Y es que emplear palabras como «fidelizar», «priorizar» o «demonizar» es un atentado ecológico pues que altera el delicado sistema del lenguaje, además de un testimonio de marchitez intelectual, de irreversible deterioro del cerebro, el cerebelo y la médula oblonga del parlante. Los medios de comunicación propagan estas aberraciones con una rapidez desconocida hasta nuestros días y, si a ello se une, que la moneda mala expulsa a la buena, fácil es advertir que acabaremos «priorizando» en el idioma español la basura introducida por los vanilocuentes. La lengua ni puede ni debe ser «especie protegida» por hallarse sometida al caprichoso vendaval de los tiempos, a la germinación y a la declinación propias de lo que es natural, pero, precisamente por eso, debemos evitar que se pueda organizar contra ella una montería sin reglas o la caza artera, con cepos, trampas u otros armadijos.

¿Y qué tiene todo esto que ver con el vino? Mucho, a poco que se medite. Pues es en la crianza de los vinos y en su degustación donde mejor se ha cuidado el lenguaje, enriqueciéndolo y llenándolo de voces pertinentes y evocadoras. Nada tiene de extraño porque ambas actividades -la crianza y la degustación- son bellas artes, formidables destellos del ingenio humano: se paladea un caldo como se paladea un hallazgo lingüístico, con similar disposición de ánimo, y es que el goce de la palabra bien puesta, en su sazón, tiene mucho que ver con la fuerza votiva de un trago de vino. Como hay una etimología de las palabras, hay una etimología de los vinos que se oculta en barricas y añadas.

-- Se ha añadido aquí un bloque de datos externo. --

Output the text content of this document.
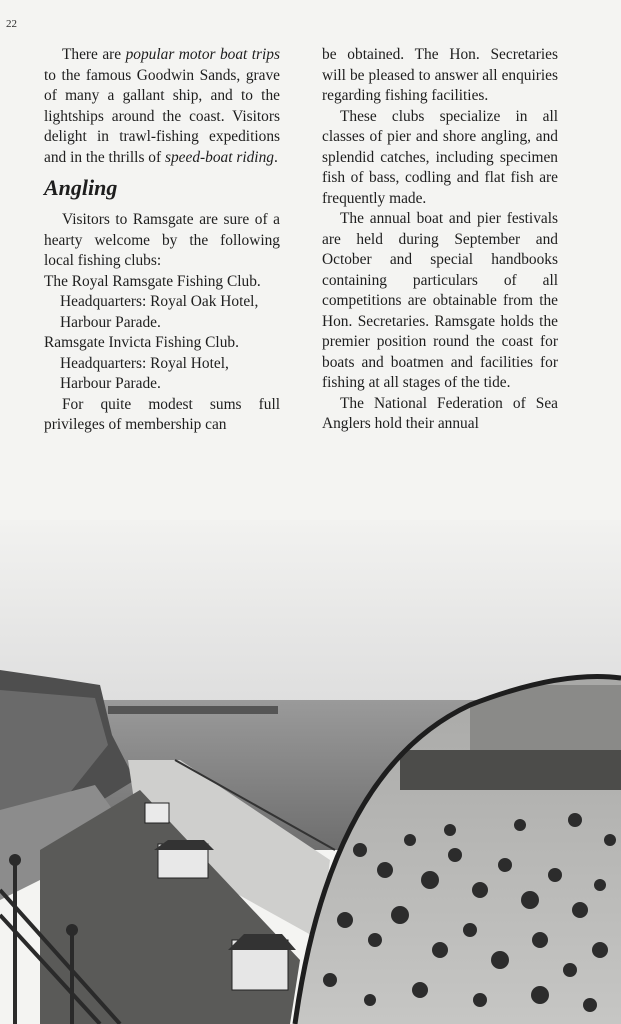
22

There are popular motor boat trips to the famous Goodwin Sands, grave of many a gallant ship, and to the lightships around the coast. Visitors delight in trawl-fishing expeditions and in the thrills of speed-boat riding.

Angling

Visitors to Ramsgate are sure of a hearty welcome by the following local fishing clubs:

The Royal Ramsgate Fishing Club. Headquarters: Royal Oak Hotel, Harbour Parade.

Ramsgate Invicta Fishing Club. Headquarters: Royal Hotel, Harbour Parade.

For quite modest sums full privileges of membership can

be obtained. The Hon. Secretaries will be pleased to answer all enquiries regarding fishing facilities.

These clubs specialize in all classes of pier and shore angling, and splendid catches, including specimen fish of bass, codling and flat fish are frequently made.

The annual boat and pier festivals are held during September and October and special handbooks containing particulars of all competitions are obtainable from the Hon. Secretaries. Ramsgate holds the premier position round the coast for boats and boatmen and facilities for fishing at all stages of the tide.

The National Federation of Sea Anglers hold their annual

Hoy, de un vino del Bierzo, se dice que tiene «un aroma fresco, algo frutoso, con predominio de los aromas terciarios de especias y pimienta». O que aporta un «aroma peculiar a uva madura, ligeras notas tostadas y toques florales». O que es «redondo, aterciopelado, graso, muy pulido».

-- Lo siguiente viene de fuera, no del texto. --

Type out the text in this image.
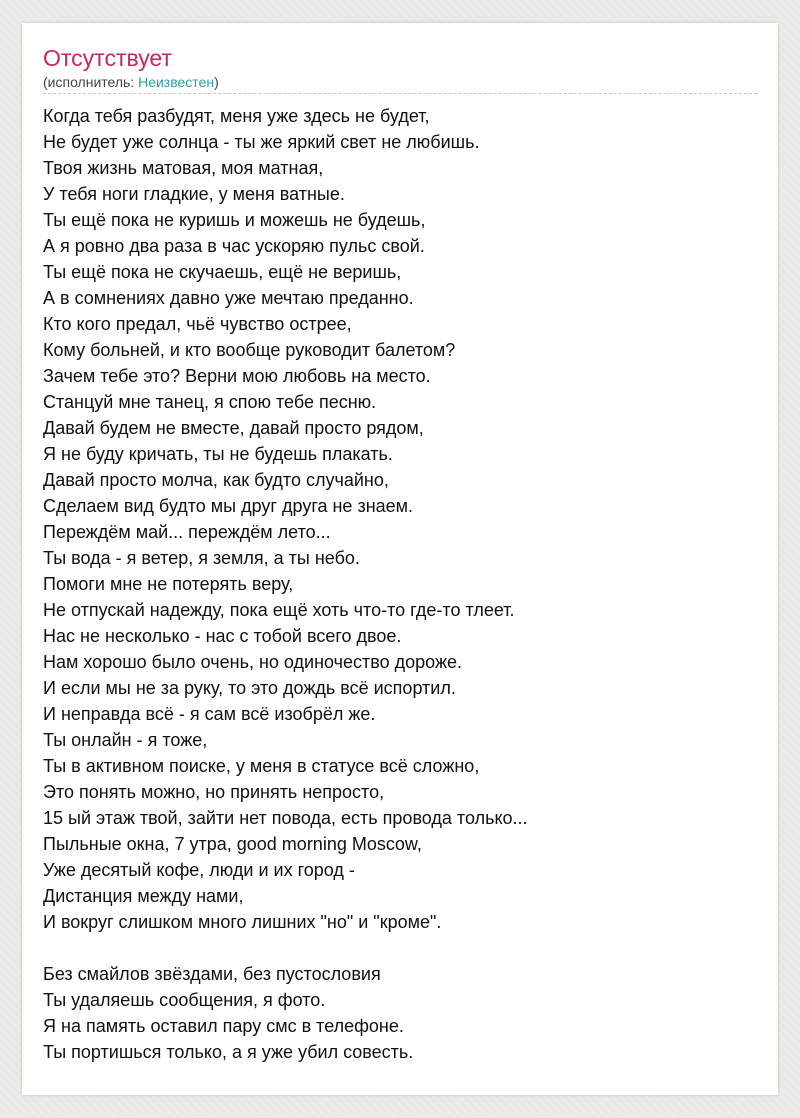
Отсутствует
(исполнитель: Неизвестен)
Когда тебя разбудят, меня уже здесь не будет,
Не будет уже солнца - ты же яркий свет не любишь.
Твоя жизнь матовая, моя матная,
У тебя ноги гладкие, у меня ватные.
Ты ещё пока не куришь и можешь не будешь,
А я ровно два раза в час ускоряю пульс свой.
Ты ещё пока не скучаешь, ещё не веришь,
А в сомнениях давно уже мечтаю преданно.
Кто кого предал, чьё чувство острее,
Кому больней, и кто вообще руководит балетом?
Зачем тебе это? Верни мою любовь на место.
Станцуй мне танец, я спою тебе песню.
Давай будем не вместе, давай просто рядом,
Я не буду кричать, ты не будешь плакать.
Давай просто молча, как будто случайно,
Сделаем вид будто мы друг друга не знаем.
Переждём май... переждём лето...
Ты вода - я ветер, я земля, а ты небо.
Помоги мне не потерять веру,
Не отпускай надежду, пока ещё хоть что-то где-то тлеет.
Нас не несколько - нас с тобой всего двое.
Нам хорошо было очень, но одиночество дороже.
И если мы не за руку, то это дождь всё испортил.
И неправда всё - я сам всё изобрёл же.
Ты онлайн - я тоже,
Ты в активном поиске, у меня в статусе всё сложно,
Это понять можно, но принять непросто,
15 ый этаж твой, зайти нет повода, есть провода только...
Пыльные окна, 7 утра, good morning Moscow,
Уже десятый кофе, люди и их город -
Дистанция между нами,
И вокруг слишком много лишних "но" и "кроме".
Без смайлов звёздами, без пустословия
Ты удаляешь сообщения, я фото.
Я на память оставил пару смс в телефоне.
Ты портишься только, а я уже убил совесть.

En un rioja hay «recuerdos de hierbas de monte en nariz y un tacto profundo fruto de la maceración del hollejo confirmando después la boca sus cualidades olfativas» o «en su composición las lías y la fermentación en roble afinan los caracteres vegetales y a veces silvestres de la uva».

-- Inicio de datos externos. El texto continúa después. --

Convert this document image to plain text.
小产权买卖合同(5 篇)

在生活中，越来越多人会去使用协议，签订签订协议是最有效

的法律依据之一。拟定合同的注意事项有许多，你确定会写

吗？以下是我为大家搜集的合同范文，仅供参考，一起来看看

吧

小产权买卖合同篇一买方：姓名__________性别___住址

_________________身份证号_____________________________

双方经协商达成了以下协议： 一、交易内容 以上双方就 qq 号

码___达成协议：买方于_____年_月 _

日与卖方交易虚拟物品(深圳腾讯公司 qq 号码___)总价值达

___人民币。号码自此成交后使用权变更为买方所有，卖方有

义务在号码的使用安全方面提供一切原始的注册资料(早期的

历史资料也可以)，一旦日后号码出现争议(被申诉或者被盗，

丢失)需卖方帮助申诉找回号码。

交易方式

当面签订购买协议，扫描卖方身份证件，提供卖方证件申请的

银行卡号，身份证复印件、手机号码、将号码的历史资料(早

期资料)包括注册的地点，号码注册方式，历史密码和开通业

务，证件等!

¿Es fácil encontrar descripciones más vívidas, más largas, sedosas y mágicas? De un ribera del Duero podemos saber que tiene «matices frutales marcados y un buen registro de sabores que luego permanecen en el postgusto». De un cava se dice que goza de «un desprendimiento de burbuja continuo y elegante, siendo en nariz un dechado de frescura y armonía». Y así podríamos seguir escribiendo y, sobre todo, bebiendo pues hemos dado repaso a un amplio registro de valores gustativos muy seductores que invitan a soplar y a soñar.

¿Alguien se imagina que los críticos de arte o de literatura lograran expresiones tan acertadas, tan insinuantes y acordadas? Leer la reseña de un libro o de una película se convertiría en un placer plagado de matices envolventes, en un lujo de sensaciones ensambladas, en un manjar de canónigos, deleite de laicos.

¿No merece la pena intentarlo tomando una copa plena «de magistral sinfonía sensorial»?